The deposits form when uranium-enriched groundwater evaporates, leaving behind a hard-pan crust of uranium and carbonate minerals.
“We had one geologist who looked at the calcrete resources worldwide and noticed they lined up at 30 degrees latitude north and south, adjacent to uranium provinces where there might be a source,” Hall says. “His idea was that, if it’s an evaporative system, the Southern High Plains would be a great place to look.”
After sleuthing through historical reports, the USGS became aware of two unreported calcrete uranium deposits in Texas — Sulphur Springs Draw and Buzzard Draw — which have a combined historical resource of 2.6 million lb. U3O8.
The group then used a three-part method to calculate the probable amount of undiscovered calcrete uranium in the region based on known resources, in combination with geological features and existing geological models.
The area was divided into the northern and southern tracts, with the southern tract covering parts of Texas and New Mexico accounting for 80% of the 39.9 million lb. U3O8 estimate.
Calcrete uranium deposits occur near surface where evaporation rates are the highest, making them ideal candidates for low-cost, shallow open-pit mining.
However, they tend to be lower grade — in the parts per million range — unlike the Athabasca basin region in Saskatchewan, where grades can exceed 30% U3O8.
The world’s largest calcrete uranium deposit — Cameco’s (TSX: CCO; NYSE: CCJ) Yeelirrie in Western Australia — is undeveloped, but contains a historical resource of 139 million lb. U3O8 at 0.13% U3O8 in the measured and indicated category, and 5 million lb. U3O8 at 0.10% U3O8 as inferred.
Other examples include Paladin Energy’s (TSX: PDN) Langer Heinrich former mine in western Namibia’s Namib desert, where ore extends for 15 km in a paleochannel system, some 50 metres deep.
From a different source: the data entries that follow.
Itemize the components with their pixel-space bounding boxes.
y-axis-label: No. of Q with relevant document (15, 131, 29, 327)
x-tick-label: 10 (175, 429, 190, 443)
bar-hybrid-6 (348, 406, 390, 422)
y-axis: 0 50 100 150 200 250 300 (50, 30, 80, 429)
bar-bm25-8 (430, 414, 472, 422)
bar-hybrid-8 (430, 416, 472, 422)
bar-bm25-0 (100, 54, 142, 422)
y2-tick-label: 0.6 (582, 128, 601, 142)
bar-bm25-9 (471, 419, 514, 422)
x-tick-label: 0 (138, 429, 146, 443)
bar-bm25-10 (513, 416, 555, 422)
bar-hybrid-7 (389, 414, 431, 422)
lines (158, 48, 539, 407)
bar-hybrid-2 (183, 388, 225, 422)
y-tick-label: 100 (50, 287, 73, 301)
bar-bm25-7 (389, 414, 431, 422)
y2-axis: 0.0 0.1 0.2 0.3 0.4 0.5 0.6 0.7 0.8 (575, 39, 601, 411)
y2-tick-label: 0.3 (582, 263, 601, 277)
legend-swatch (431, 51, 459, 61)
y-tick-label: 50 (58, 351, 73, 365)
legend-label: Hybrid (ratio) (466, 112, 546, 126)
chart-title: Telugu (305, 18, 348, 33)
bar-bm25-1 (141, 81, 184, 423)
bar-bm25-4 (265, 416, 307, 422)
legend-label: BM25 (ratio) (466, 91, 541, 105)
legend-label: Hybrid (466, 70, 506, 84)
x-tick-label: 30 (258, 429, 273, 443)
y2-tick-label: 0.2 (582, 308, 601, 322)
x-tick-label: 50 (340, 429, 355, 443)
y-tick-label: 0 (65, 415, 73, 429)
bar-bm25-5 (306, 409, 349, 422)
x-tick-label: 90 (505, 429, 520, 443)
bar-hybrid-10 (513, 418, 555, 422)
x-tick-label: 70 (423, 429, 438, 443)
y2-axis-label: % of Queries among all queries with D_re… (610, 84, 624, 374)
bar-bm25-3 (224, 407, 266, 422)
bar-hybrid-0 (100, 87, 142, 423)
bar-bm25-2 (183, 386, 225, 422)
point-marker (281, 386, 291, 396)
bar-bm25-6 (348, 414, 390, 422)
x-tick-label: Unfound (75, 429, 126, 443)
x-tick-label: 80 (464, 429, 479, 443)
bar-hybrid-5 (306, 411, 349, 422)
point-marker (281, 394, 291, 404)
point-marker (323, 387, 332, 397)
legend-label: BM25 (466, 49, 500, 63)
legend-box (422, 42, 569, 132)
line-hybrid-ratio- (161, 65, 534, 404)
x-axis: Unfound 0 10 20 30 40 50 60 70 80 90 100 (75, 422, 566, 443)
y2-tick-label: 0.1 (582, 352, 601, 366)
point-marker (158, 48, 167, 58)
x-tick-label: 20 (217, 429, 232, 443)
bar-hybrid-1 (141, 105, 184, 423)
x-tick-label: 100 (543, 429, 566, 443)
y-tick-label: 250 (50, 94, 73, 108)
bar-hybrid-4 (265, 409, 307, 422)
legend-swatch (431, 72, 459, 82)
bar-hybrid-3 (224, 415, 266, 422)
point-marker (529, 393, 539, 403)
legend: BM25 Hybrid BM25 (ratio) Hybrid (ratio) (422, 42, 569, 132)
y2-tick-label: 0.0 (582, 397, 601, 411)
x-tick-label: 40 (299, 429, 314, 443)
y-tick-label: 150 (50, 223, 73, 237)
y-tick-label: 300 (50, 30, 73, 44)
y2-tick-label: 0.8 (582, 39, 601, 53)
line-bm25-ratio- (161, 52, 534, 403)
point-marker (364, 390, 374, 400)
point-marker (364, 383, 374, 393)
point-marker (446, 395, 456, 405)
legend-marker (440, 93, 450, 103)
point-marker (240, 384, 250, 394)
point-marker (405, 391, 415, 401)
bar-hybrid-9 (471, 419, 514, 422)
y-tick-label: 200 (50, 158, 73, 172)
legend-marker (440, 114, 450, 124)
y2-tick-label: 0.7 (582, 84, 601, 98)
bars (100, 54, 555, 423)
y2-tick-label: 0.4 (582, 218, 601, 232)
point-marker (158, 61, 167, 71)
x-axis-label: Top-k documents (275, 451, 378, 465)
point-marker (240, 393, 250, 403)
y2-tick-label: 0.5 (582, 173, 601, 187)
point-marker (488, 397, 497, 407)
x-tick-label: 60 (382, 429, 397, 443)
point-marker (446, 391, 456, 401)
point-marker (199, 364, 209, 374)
The deposit has reserves of 46,500 tonnes U3O8, at a cut-off of 0.01% U3O8. Langer Heinrich has been in production since 2006 but the company switched to processing stockpiles in 2016.
The USGS expects to publish a guide on how to explore for these deposits in the U.S. in the coming months, which Hall says would “prove useful” should they become more economic in the future.
“It’s a really cool detective story,” she says. “The other thing we’ve noticed is that you could have all the evaporation in the world, but you’re not going to get uranium to drop out unless you have vanadium in the groundwater. I’m not sure how it works — or if anyone really knows — but it seems like the vanadium helps the uranium to precipitate.”